Purpose: Many surgical procedures in oral and maxillofacial area can induce trauma to the peripheral nerve. The aim of the study is to evaluate the effects of short-term steroid therapy on nerve recovery after crush injury. Methods: Sixteen rats were randomly divided into two groups. The right sciatic nerves were exposed, crushed, and sutured. The control group was not given steroids. The test group was injected with dexamethasone disodium phosphate (2 mg/kg body weight/day) for 7 days. In all animals, compound muscle action potential (CMAP) was recorded before and at 1, 7, 14, 21, and 28 days after injury.

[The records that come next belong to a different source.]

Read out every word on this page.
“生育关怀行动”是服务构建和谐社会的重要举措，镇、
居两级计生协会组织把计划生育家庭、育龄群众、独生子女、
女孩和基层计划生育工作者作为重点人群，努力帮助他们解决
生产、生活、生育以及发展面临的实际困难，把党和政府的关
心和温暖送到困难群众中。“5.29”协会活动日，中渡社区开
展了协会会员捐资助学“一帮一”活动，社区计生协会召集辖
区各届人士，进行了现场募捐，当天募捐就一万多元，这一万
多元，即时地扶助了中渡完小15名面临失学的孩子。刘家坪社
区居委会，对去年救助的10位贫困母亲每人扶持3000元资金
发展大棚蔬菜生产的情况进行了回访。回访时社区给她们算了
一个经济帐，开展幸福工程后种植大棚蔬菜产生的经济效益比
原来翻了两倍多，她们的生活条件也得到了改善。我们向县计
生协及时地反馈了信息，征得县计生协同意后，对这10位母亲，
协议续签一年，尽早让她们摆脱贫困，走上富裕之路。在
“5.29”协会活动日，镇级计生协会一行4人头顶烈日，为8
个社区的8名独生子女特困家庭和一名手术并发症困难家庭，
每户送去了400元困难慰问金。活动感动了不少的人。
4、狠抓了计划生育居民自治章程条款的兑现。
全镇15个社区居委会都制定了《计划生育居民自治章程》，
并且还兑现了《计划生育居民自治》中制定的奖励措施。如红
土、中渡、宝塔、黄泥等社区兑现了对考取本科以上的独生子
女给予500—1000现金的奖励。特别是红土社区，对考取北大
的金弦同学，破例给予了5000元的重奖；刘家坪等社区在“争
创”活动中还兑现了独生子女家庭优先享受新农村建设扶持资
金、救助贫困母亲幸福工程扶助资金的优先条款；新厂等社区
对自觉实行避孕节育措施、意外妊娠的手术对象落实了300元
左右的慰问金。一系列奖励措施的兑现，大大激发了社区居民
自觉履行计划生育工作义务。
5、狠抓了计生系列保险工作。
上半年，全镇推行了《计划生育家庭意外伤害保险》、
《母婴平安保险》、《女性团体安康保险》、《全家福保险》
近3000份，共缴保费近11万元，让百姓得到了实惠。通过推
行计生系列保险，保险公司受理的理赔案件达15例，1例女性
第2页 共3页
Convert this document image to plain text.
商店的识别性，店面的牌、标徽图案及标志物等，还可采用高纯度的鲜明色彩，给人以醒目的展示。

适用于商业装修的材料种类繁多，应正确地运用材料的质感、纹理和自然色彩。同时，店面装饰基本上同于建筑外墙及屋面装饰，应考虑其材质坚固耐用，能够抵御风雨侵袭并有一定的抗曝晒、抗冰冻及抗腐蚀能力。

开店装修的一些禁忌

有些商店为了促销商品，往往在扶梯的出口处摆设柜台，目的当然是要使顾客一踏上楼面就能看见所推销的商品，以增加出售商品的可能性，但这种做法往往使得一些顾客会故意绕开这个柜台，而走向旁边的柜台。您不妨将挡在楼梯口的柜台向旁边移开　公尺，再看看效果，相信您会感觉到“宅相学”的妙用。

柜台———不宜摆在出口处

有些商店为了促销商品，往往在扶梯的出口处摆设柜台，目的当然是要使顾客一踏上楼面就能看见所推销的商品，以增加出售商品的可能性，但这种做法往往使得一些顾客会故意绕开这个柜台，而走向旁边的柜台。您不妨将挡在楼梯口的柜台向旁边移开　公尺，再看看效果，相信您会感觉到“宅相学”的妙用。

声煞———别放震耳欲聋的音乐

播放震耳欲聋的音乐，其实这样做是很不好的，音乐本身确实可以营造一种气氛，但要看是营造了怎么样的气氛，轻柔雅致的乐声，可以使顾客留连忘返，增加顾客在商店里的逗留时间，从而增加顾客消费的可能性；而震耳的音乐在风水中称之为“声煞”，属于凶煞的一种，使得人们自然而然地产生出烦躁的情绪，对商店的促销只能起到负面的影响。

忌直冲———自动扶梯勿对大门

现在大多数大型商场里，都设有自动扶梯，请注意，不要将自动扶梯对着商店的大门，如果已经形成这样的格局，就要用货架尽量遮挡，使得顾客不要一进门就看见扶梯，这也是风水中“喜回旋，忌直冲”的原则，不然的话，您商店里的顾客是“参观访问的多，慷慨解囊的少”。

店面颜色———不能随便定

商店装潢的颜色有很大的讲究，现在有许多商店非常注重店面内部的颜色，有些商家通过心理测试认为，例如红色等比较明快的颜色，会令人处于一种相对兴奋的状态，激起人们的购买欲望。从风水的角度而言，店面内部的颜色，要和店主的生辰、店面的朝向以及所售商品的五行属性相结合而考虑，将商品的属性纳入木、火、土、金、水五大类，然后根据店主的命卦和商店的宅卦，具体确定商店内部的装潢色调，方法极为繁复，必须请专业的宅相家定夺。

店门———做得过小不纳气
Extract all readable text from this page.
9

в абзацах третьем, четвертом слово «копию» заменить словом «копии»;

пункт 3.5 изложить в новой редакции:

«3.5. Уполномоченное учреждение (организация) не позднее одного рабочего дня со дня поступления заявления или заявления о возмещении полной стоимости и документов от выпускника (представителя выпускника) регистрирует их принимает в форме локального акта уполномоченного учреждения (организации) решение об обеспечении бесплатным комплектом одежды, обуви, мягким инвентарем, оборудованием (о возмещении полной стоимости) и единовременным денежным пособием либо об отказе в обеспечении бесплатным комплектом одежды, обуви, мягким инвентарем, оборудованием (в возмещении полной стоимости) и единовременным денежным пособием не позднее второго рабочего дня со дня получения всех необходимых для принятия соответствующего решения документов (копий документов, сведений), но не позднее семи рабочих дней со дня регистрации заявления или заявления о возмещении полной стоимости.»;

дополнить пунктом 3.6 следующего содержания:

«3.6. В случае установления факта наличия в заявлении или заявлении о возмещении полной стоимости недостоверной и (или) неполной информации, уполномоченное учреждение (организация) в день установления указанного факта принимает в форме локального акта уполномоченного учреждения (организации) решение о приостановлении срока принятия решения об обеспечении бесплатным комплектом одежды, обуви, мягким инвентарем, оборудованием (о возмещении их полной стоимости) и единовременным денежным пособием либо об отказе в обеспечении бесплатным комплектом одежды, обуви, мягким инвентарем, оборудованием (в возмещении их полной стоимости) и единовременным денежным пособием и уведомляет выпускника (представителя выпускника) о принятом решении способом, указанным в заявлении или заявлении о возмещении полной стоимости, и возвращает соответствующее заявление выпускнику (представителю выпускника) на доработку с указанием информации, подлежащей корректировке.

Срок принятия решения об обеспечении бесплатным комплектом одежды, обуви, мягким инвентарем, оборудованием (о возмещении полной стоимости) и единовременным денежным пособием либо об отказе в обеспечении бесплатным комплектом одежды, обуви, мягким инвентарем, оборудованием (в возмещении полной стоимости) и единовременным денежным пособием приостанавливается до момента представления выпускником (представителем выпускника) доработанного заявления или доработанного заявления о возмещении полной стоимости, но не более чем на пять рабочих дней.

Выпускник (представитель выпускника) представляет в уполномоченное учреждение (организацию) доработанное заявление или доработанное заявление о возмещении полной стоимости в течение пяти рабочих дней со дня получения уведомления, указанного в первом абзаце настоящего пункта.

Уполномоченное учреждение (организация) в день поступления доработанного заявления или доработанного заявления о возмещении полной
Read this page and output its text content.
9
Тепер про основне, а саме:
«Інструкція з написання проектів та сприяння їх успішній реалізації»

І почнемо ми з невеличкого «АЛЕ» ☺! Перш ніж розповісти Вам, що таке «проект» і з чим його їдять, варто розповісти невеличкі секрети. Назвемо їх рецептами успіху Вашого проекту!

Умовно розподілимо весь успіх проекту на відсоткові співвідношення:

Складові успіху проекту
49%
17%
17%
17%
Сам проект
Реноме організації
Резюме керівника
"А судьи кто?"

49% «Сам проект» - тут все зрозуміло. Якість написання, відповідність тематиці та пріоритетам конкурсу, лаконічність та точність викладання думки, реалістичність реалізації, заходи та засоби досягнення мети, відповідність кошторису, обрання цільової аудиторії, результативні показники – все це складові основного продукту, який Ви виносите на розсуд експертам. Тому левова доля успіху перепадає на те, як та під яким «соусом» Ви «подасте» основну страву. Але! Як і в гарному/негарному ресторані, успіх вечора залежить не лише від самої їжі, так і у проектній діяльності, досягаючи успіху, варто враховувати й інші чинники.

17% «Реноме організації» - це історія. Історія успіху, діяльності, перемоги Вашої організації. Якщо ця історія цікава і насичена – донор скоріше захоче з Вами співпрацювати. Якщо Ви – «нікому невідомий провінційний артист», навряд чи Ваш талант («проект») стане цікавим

Results: The amplitude of the CMAP before and at 1, 7, 14, 21, and 28 days after injury were $53.20{\pm}4.80$ mV, $20.12{\pm}5.38$ mV, $30.01{\pm}14.15$ mV, $31.14{\pm}13.56$ mV, $31.73{\pm}16.33$ mV, and $37.23{\pm}16.98$ mV in the control group, and $55.25{\pm}6.72$ mV, $18.62{\pm}6.26$ mV, $29.50{\pm}13.06$ mV, $32.90{\pm}13.226$ mV, $30.17{\pm}11.80$ mV, and $38.41{\pm}12.27$ mV in the test group, respectively. The nerve conduction velocity was $18.82{\pm}3.94$ m/s, $16.73{\pm}3.48$ m/s, $19.60{\pm}2.45$ m/s, $18.68{\pm}3.94$ m/s, $18.02{\pm}3.51$ m/s, and $19.25{\pm}3.88$ m/s in the control group, and $18.94{\pm}3.48$ m/s, $17.28{\pm}2.53$ m/s, $7.57{\pm}2.54$ m/s, $18.77{\pm}2.12$ m/s, $19.48{\pm}1.55$ m/s, and $19.22{\pm}2.97$ m/s in the test group, respectively. There was no significant difference between both groups (P>0.05). Conclusion: This study did not show any therapeutic effect of short-term administration of steroids on injured rat sciatic nerve. Further studies are needed.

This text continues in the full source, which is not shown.